Africana Research Collective Visits Louisiana
The Africana Research Collective, a group of faculty, students, and recent alumni, journeyed to Southern Louisiana for a hands-on research experience focusing on the intellectual and cultural history of the African diaspora. This was the collective’s second ever trip after an inaugural research excursion to the Dominican Republic in 2022.
This particular trip was organized around the theme of “agency,” which can be tentatively defined as “someone’s or something’s capacity to produce an intended or unintended effect,” said Assistant Professor of African American Studies Garry Bertholf. This four-day, cross-institutional research collaboration brought together undergraduate fellows from Wesleyan’s Bailey College of the Environment Think Tank on “Agency” and the Center for the Humanities Colloquium on “Dead Reckonings” with graduate students from Duke University and Yale University.
The collective explored the theme through different activities over the course of several days. For example, they co-organized an Africana salon with scholars from Yale University, Tulane University, and the University of Maryland. Their discussions explored the topics of “Historical Agency and Black Political Economy” as well as “Spiritual Agency and Jazz Improvisation.” The trip also incorporated a session of the Modern Language Association’s 2025 convention on “Visibility,” which happened to take place at the same time as the group’s trip.
Bertholf said the discussions were especially rich since each of the students and scholars came to the excursion with different areas of expertise. Most of the students have studied some aspect of Black intellectual and cultural history, but they also brought different methodological perspectives from their training in fields as diverse as African American Studies, American Studies, English, Earth and Environmental Studies, anthropology, Neuroscience and Behavior, religion, art studio, and Feminist, Gender, and Sexuality Studies, he said.
“Together we created an awesome interdisciplinary space in and through which we sought to better understand the complex relation between human and nonhuman forms of ‘agency,’ a really capacious and sometimes elusive philosophical term that our group ultimately came to redefine for ourselves as an Africana Research Collective,” Bertholf said. “If we were a slightly different group of faculty and students, then our collective sense of the theme would have most probably been a bit different, depending on the specific disciplinary training and particular lived experiences of those involved in the research experience.”

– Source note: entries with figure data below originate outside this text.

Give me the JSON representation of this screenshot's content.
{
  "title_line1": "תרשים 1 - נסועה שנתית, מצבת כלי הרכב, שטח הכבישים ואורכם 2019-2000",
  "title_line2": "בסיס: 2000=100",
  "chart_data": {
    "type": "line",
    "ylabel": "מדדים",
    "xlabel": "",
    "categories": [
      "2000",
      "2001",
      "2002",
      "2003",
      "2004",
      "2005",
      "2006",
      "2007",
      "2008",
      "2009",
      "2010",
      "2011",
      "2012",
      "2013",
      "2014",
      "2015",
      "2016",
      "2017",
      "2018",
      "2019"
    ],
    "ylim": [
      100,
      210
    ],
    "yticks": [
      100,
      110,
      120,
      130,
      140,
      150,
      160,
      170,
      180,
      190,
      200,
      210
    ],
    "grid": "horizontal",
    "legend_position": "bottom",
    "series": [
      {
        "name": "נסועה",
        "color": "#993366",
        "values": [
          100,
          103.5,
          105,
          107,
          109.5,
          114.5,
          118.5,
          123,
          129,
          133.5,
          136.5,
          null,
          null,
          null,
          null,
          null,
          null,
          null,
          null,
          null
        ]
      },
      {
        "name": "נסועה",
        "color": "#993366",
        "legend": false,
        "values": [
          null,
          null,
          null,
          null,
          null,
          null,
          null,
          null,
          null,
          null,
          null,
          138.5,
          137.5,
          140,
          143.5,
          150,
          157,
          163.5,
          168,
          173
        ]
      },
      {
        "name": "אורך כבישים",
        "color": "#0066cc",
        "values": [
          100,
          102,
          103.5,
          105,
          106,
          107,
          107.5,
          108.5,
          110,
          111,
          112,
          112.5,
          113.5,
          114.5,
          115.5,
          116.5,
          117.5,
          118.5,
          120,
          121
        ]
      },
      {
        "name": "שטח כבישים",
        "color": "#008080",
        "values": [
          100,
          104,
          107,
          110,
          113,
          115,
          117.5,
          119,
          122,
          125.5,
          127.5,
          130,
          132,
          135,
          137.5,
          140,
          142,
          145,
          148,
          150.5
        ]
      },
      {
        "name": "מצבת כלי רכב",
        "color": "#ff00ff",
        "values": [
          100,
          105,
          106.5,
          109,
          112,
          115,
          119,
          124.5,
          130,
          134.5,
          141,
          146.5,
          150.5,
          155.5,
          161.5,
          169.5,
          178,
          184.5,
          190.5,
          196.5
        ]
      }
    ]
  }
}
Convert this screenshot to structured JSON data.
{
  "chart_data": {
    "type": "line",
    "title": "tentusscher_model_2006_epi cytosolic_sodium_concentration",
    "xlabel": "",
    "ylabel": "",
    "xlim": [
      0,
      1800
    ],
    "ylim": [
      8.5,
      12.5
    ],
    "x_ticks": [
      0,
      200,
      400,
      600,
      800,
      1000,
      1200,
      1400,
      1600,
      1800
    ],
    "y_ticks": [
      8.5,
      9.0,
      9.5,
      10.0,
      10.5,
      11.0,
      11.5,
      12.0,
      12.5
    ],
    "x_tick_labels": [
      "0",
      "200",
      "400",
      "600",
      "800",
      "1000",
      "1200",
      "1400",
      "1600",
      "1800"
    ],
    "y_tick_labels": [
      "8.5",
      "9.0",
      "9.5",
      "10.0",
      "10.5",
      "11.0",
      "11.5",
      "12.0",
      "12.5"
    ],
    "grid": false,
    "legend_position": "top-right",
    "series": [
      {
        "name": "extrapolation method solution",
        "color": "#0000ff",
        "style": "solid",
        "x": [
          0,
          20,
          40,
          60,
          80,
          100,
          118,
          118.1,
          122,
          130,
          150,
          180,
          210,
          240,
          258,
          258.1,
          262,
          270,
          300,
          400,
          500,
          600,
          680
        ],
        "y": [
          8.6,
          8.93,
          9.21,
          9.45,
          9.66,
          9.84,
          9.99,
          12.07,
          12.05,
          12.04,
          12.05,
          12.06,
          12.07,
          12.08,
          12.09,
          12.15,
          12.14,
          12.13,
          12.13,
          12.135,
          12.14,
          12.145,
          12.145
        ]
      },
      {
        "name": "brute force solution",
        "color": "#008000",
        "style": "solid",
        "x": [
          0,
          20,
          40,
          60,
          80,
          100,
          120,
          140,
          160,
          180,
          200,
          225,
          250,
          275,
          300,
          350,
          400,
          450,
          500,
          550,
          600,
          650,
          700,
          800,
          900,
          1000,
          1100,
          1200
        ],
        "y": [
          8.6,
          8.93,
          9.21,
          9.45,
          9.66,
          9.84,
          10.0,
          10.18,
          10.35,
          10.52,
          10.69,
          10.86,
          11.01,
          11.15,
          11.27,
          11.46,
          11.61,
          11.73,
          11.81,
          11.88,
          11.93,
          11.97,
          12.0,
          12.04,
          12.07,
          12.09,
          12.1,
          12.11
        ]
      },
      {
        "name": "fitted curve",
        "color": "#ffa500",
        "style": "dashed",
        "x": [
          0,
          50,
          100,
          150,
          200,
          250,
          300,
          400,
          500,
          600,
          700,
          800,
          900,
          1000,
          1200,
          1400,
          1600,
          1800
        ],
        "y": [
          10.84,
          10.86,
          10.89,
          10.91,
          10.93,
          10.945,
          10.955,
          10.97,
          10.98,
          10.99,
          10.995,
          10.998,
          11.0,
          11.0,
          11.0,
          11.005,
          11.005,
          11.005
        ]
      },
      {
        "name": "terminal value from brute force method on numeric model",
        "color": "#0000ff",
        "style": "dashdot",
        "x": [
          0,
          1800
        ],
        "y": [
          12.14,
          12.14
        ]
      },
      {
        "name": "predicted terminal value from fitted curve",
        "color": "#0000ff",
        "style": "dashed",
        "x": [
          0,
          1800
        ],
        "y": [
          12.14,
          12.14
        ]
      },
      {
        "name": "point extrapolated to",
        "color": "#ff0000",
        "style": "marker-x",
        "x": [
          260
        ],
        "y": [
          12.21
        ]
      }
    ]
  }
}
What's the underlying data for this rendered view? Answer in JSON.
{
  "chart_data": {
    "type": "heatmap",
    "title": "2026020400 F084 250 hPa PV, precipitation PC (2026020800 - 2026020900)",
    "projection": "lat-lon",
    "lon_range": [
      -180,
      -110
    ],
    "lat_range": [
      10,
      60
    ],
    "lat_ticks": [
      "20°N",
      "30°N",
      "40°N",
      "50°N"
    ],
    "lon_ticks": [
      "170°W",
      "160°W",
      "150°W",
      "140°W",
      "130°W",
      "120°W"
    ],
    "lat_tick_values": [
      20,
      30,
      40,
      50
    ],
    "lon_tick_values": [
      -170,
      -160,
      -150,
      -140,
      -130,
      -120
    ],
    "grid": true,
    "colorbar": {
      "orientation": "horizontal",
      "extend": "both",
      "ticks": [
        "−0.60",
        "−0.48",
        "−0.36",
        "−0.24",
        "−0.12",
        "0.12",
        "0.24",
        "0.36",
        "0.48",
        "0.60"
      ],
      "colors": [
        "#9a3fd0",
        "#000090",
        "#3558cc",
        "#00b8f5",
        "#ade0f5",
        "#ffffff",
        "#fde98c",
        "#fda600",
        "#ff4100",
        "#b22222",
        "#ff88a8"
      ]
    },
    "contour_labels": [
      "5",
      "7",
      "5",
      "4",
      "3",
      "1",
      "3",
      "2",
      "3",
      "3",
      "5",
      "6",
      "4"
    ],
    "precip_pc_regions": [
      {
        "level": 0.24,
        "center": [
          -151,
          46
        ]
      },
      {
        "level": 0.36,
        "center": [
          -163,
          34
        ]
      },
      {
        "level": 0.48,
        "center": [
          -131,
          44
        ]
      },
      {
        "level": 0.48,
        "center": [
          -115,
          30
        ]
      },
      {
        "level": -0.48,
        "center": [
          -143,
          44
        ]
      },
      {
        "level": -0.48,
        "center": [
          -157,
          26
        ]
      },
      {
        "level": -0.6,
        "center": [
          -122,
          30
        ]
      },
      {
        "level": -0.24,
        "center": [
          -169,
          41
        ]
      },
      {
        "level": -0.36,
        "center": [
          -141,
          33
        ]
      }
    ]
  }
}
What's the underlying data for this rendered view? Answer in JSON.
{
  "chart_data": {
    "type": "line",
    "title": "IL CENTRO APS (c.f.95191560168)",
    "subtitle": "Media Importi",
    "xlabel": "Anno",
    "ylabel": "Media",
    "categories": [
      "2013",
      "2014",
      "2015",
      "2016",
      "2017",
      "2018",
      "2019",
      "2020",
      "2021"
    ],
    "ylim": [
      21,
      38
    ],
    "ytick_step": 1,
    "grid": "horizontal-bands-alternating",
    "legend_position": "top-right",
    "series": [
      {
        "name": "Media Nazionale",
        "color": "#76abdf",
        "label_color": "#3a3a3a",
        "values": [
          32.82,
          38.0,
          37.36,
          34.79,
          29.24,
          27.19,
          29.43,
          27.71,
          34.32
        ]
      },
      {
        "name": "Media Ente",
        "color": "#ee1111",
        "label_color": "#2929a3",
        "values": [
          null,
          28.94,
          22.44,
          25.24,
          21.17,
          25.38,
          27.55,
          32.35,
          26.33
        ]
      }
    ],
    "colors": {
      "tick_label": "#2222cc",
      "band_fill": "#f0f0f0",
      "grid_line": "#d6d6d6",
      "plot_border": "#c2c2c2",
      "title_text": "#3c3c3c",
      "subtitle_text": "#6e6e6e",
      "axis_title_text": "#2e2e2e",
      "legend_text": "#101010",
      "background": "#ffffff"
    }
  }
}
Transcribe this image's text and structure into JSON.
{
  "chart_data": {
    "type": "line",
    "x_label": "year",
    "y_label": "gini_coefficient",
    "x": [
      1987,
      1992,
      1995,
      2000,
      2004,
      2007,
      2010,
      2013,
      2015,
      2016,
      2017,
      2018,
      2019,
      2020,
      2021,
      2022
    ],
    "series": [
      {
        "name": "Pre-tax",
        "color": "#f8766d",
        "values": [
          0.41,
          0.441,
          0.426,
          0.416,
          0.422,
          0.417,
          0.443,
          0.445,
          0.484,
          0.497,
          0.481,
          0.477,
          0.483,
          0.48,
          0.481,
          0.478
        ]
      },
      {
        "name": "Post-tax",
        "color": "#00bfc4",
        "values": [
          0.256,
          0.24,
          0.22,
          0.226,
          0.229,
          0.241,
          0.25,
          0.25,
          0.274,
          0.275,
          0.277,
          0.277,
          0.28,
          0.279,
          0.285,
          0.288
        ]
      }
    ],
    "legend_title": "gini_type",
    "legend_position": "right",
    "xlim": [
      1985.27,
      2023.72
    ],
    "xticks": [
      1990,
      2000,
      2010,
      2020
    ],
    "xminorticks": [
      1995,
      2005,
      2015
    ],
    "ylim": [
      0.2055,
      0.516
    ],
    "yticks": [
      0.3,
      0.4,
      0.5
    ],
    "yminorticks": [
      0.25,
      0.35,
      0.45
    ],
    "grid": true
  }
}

The collective also spent time reviewing the archives at local museums to get hands-on experience with important literary and artistic works. Bertholf brought the collective to one archive that contained many different kinds of cultural artifacts. At the Amistad Research Center, the group explored personal diaries and journals, incomplete and unpublished manuscripts, monthly calendars and weekly planners, family photographs and holiday cards, as well as utility bills and used typewriters. “In addition to the more ‘authoritative’ sources with which they are already familiar, I really wanted to expand our students’ sense of the archive to also include ephemeral materials and everyday cultural artifacts,” Bertholf said.
“I came away from New Orleans with a newfound appreciation for getting the privilege of being in the company of archival materials,” Hannah Podol ’25 said. “Materiality is such a tangible way to understand the world around us, and I took great interest in the value of documents like ‘get well soon’ cards and receipts, things you would not find in textbooks or formal ‘historical’ documentation.”
They also visited the McIlhenney Tabasco Factory on Avery Island, located on a former plantation, and Whitney Plantation in Edgard, Louisiana. “Each site addresses the history of land and labor in a different way,” Bertholf said. “While the self-guided tour of the Whitney Plantation attempts to be intellectually and historically honest about its past, the self-guided tour of the McIlhenny Factory leaves much to be desired in terms of the deeper history of Avery Island.” This discrepancy sparked group discussions about silencing the past and the erasure of Black history.
Graduate Research Fellow Yohely Comprés ’24, who is studying African American Studies, Spanish, and Portuguese at Yale, said the trip gave her the opportunity to see the different geographies and landscapes that enslaved peoples had to overcome when trying to escape their enslavement.